U for maths (fking hell i failed my best subject. miserably somemore!)
grrr maths rep last in class for maths.
U for econs (last in class)
S for physics. (last in class)
D for chemistry (last in class)
E for GP (the only one that i dint get last in class for.)
so nice right. i was trying to form a word with my grades but couldnt,
but then vicky made two words for me : USED U.
LOL
not bad not bad. :D
lol dont say im shameless to post my imba results here.
yes i know they suck.
i did this to spite myself.
next term, im gonna get full marks for maths!
wahahahahahah
i can already start dreaming about it la hahaha
okay im currently in a surprisingly good mood now.
just had a "family talk" aka a war,
it was erm. like a war.
i was trying to hold back my tears throughout the whole talk,
or rather, the whole battle.
after it's finally over i went back into my room to cry la (whatever. im not afraid of letting u guys know now)
then after i bathe, some miracle happened.
my parents were like talking to each other nicely,
as if none of those shit happened.
i erm. dunno what to say.
it's like a world war III that ended too soon?
ehhh no. actually the cold war lasted for almost 4 months.

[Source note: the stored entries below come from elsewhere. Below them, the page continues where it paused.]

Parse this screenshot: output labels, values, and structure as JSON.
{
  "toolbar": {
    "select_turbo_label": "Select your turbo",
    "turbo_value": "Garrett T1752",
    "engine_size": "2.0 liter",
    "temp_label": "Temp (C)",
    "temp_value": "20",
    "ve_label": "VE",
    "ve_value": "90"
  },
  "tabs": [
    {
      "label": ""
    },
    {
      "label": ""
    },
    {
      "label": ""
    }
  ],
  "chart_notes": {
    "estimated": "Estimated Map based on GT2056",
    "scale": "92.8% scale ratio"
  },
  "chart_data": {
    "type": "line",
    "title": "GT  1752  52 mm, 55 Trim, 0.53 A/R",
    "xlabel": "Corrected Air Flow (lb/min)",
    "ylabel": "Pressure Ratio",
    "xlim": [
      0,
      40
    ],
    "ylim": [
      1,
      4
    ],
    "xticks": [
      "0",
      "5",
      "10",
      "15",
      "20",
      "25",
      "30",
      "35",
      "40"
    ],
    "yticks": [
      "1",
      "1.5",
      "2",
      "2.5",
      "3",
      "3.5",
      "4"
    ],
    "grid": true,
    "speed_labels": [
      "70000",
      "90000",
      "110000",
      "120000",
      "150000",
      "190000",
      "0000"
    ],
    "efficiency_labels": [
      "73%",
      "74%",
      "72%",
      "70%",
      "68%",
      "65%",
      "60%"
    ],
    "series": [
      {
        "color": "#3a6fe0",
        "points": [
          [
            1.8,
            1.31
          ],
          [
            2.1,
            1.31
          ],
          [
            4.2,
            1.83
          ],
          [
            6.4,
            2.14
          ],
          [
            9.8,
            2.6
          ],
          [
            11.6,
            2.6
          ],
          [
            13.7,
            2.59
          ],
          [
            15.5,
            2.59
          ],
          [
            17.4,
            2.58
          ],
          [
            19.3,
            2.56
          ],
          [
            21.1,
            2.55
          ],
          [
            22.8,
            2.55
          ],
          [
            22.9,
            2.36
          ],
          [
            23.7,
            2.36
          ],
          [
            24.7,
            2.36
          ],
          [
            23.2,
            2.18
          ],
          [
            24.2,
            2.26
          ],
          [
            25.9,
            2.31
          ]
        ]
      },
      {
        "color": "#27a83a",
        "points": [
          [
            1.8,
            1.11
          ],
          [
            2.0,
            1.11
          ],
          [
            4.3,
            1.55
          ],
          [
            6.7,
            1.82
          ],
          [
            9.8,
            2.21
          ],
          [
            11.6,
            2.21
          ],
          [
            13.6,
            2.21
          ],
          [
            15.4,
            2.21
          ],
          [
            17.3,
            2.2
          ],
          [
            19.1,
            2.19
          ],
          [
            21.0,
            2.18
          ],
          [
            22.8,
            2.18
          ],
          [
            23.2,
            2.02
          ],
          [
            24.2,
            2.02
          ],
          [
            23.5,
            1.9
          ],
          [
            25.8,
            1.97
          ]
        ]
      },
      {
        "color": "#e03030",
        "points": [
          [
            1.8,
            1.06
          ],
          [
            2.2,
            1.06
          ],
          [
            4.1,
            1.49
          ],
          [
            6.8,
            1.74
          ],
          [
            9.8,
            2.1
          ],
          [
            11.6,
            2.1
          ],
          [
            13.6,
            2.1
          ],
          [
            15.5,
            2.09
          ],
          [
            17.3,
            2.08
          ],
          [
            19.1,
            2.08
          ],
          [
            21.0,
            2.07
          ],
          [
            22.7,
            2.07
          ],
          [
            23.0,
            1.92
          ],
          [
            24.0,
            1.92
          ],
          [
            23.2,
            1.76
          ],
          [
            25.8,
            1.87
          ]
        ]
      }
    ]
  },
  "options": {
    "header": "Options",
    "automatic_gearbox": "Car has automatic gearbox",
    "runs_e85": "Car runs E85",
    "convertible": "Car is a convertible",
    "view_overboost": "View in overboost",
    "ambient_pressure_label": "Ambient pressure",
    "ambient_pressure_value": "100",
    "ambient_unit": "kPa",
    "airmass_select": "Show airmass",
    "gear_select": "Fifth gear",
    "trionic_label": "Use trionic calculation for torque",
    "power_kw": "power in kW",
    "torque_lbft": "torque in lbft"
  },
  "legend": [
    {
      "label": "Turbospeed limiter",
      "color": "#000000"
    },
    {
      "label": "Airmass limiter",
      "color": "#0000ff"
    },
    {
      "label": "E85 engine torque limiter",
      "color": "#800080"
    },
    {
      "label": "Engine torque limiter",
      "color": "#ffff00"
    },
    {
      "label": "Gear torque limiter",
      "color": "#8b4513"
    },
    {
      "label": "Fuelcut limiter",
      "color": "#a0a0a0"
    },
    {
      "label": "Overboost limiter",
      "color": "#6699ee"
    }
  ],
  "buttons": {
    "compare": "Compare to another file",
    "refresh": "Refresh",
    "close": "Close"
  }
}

D:
Although i still have a bad feeling about them but...
I'm happy for now! :D
maybe someday the dark ages will end.
seriously, i'm really damn puzzled now.
is it like a truce?
did they sign treaty of appeasement while i was away?
omg things happen so quickly.
gahhh i just wish my suffering will end completely.
D:Labels: turning point?

11:16 PM
Friday, February 27, 2009
心在狂叫,一点讯号 都没有说出,让你知道。